Wednesday, July 1, 2015

A Gourmet Meal of Early Literacy Information!

Guest post by Linda DeCramer

Words cannot convey the import and impact of the two online courses I took as part of the Growing Wisconsin Readers initiative - EarlyLiteracy and Books, and Early Literacy Enhanced Storytimes. The instructor, Saroj Ghoting is wonderful and the course content was absolutely transformative in terms of how I approach storytime planning and share early literacy information with caregivers!

A gourmet meal (Pixabay)
Prior to the courses, I was aware of the 5 practices – read, write, sing, play, talk – used to reinforce early literacy components. But, it was as if I had “snacked” on tidbits of info, and did not purposefully incorporate it within the storytime context. Post courses, it’s as if I partook of a carefully crafted, 5 course meal designed to optimally integrate knowledge of child development and early literacy research with the early literacy components AND the 5 practices.

I feel newly empowered to make a difference! I am infinitely more confident in choosing content for my programs, and sharing early literacy info with caregivers. This is truly a gift to be shared and partaken of collectively. 

Three course highlights:

1. The final goal of the combined courses is to train the presenter in offering early literacy information via “asides” during storytime. I’ve notice that adults in attendance are in turn empowered and excited about the importance of their role as EARLY LITERACY NURTURER! Many parents attending storytime have opted to focus on raising their children over money or career. By incorporating early literacy information and reinforcing best practices, storytime is now a learning, growing experience for adult, as well as child, and serves to affirm and legitimize their choice and role.
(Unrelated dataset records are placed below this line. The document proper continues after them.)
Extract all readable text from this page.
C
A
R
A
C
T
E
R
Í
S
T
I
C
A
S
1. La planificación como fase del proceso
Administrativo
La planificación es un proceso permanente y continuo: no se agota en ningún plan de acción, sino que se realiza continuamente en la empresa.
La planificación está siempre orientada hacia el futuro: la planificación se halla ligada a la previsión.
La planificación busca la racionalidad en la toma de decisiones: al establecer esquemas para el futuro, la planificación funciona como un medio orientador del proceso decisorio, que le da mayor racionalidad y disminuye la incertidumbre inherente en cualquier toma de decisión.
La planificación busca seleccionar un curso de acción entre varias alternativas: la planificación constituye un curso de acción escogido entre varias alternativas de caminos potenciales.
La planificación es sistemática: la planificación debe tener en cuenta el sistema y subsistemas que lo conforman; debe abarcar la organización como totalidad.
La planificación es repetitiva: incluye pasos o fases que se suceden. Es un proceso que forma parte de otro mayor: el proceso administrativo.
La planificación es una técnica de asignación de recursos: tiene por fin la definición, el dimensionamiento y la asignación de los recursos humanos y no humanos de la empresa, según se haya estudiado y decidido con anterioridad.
2. Conversation and camaraderie among attendees: Sometimes, an “aside” will spark a caregiver to share with the group an exciting moment or development, which illustrates the concept, with their child. A retired educator, who brings her grandsons, occasionally has additional info or knowledge, from her years as a teacher, to share. Despite days filled with very little adult conversation, tears, diapers, messes and melt downs, sharing in this way helps everyone to believe that what they are doing is important!

 
A Storywalk discussion (author's image)
3. Children in motion can listen very well to a story. One of the video clips viewed as part of the Early Literacy and Books course involved a caregiver reading to a child engrossed in play. It appeared the child barely noticed the reader. At intervals, the adult stopped to ask a question about the book. The seemingly unattentive child would immediately answer correctly! Often baby storytime is a bit chaotic and caregivers express concern for their active child who will just not sit for a book, here, there or anywhere. In the past I would have offered tips and ideas for maximizing the child’s time and attention to a book or storytime. While this is still a worthy goal, now I can assure them that activity and listening are not mutually exclusive!